Na tela, seu estilo era orquestrado por William Travilla, figurinista da Twentieth Century Fox, responsável pelos vestidos que definem a imagem de Monroe — do rosa icônico de Diamonds Are a Girl’s Best Friend ao plissado dourado de Como Conquistar um Milionário, passando pelo vermelho de Niagara e o branco de O Pecado Mora ao Lado. A atriz sabia brilhar quando precisava, mas esses momentos raramente refletiam sua vida privada.
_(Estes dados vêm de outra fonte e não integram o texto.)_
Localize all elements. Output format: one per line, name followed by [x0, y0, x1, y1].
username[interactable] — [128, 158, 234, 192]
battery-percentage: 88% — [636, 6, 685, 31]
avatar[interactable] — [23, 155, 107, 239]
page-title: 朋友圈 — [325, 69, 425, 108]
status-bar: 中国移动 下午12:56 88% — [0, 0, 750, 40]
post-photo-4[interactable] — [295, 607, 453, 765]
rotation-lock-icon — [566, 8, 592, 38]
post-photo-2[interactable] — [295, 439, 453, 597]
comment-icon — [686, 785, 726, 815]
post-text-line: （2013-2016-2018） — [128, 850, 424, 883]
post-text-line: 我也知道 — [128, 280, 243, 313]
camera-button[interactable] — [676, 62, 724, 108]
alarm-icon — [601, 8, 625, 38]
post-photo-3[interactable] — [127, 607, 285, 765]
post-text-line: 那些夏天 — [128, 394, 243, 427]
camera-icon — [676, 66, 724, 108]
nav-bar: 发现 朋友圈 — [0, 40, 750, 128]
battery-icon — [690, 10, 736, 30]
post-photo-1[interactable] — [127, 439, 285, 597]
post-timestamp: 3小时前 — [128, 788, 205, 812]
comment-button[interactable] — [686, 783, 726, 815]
Longe dos holofotes, Marilyn cultivava um estilo moderno e minimalista. Durante sua fase nova-iorquina, estudando com Lee Strasberg e casada com Arthur Miller, ela preferia camisas, calças capri, suéteres e vestidos pretos de linhas limpas, complementados por casacos de pele em tons neutros. Seu guarda-roupa de alta-costura era cuidadosamente selecionado por Amy Greene, esposa do fotógrafo Milton Greene, e incluía criações de Anne Klein, George Nardiello e Norman Norell, resultando em uma cápsula de vestidos pretos sensuais e discretos, justos ao corpo mas elegantes na simplicidade.

O jeans, verdadeiro símbolo do espírito americano, também era presença constante. Monroe ajudou a popularizar a peça feminina em filmes como Os Desajustados (1961), e suas calças e botas se tornaram itens de leilão históricos, compradas por valores extraordinários por colecionadores internacionais, incluindo Tommy Hilfiger. Nos sapatos, sua devoção a Salvatore Ferragamo se manteve inabalável, com pares exclusivos e confortáveis, alguns adornados com cristais Swarovski, eternizando seu estilo clássico e funcional.

A essência do estilo pessoal de Marilyn era a simplicidade — roupas feitas para serem usadas, não exibidas. Joias eram presentes para amigos; peças de cores vibrantes, como os jérseis de Emilio Pucci, eram exceções alegres em seu guarda-roupa. O verde-limão Pucci, última roupa fotografada antes de sua morte, e o vestido cor-menta com que foi enterrada, refletem a sutileza com que Monroe combinava modernidade e intuição estética.

Marilyn Monroe permanece, assim, um ícone de dualidades: estrela da tela, minimalista fora dela; sensualidade e discrição coexistindo com naturalidade, elegância e uma compreensão intuitiva do estilo que transcende tendências e gerações.